["The Better Classes"]
Illinois Staats-Zeitung, Jan. 29, 1872
An ugly and very un-American phrase has for some time recurred frequently in the Anglo-American papers, the phrase the "better classes."
What such papers as the Tribune, Times and Evening Journal understand by the "better classes", or the "respectable tax payers" is nothing else but largely the native capitalists ("Geldmenschen"O who have become rich less through productive labor than through "Schacher", and frequently through the most odoriferous speculations... In a court in London a witness once was asked what he meant by the term "gentleman." His answer was:" a man who maintains a carriage and horses." That about corresponds to the sense in which our English papers speak of the "better classes." Only that here something more than coach and horses is needed for respectability. One also needs for it a beautiful house in the Southern part of Michigan or Wabash Avenue, in Calumet, Prairie or Kankakee Avenue; and one needs for it fine clothes, diamonds, and an expensive seat in a fashionable church. He who has all that is a highly respectable "gentleman" even if he has made his money by renting houses for brothels. Because in this respect our" high-minded" Republicans hold it with the Emperor Vespasian who cold-bloodedly said about money tainted with blood and sweat: "Non olet"-Money carries no smell...
2When a small clique of money bags who are just making ready to hoodwink the government and to sell to it a plot for $600,000.00 for which they earlier tried in vain to get $450,000.00- when such a clique decides to forbid to thousands of poor plot-owners to build such houses as they could pay- that is to say to steal from them half of what they have- then papers like the Tribune, and Times assure us that the "better classes" i. e. the people, are agreed, and that all those who object are wretches, brawlers, bums, demagogues and the rabble who must be put down by force of arms or through the law courts. As, in order to equal fully their European prototypes they seek help from the clergy to browbeat the "rabble" that dares to resist the "better classes."
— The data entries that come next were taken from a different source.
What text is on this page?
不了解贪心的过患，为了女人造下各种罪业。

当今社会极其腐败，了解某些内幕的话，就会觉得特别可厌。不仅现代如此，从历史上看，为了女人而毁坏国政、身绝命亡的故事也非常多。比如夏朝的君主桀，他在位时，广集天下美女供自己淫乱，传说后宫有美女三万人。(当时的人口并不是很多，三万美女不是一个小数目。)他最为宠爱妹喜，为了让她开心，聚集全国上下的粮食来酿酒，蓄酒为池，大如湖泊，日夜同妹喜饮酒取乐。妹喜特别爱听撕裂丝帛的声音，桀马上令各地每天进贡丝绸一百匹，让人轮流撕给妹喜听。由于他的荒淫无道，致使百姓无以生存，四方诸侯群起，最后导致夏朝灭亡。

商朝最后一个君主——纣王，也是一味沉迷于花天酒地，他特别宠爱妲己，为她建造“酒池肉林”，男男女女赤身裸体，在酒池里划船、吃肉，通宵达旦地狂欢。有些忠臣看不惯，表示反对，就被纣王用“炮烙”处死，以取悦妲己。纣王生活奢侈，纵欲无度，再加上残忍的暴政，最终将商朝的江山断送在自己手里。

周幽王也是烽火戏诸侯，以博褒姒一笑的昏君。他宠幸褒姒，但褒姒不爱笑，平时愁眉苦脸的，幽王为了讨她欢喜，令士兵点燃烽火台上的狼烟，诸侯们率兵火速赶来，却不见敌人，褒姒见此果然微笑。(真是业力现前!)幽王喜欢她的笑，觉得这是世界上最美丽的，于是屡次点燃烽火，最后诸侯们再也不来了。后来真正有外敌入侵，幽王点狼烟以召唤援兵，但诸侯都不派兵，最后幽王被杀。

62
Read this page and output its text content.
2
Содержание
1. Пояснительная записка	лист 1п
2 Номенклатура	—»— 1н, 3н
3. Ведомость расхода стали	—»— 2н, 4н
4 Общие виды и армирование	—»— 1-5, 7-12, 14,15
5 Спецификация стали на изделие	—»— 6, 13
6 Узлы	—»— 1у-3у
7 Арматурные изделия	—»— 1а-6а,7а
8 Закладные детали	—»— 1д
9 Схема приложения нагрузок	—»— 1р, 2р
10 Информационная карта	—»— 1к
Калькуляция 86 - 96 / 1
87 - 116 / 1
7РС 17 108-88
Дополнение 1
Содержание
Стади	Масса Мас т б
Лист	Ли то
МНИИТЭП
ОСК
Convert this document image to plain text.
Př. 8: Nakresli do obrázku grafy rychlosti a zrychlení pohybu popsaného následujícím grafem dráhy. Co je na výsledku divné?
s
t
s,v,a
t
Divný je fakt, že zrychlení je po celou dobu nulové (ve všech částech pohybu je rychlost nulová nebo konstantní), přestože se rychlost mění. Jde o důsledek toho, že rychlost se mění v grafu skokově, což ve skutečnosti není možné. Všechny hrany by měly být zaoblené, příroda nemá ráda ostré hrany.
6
The use of the word "better classes", in the sense in which it is being used by our American newspapers, is a far more serious insult against the American Republic than the display in a procession of a black-red-golden or a black-red-white (sic!) flag can possibly be. Because this flag indicates only a community of race or language- that nefarious word on the other hand announces the existence of Junkerish appetites of a type much more repulsive than those of the Prussian Junkers because they spring not from an imagined superiority of birth, but from basest money pride.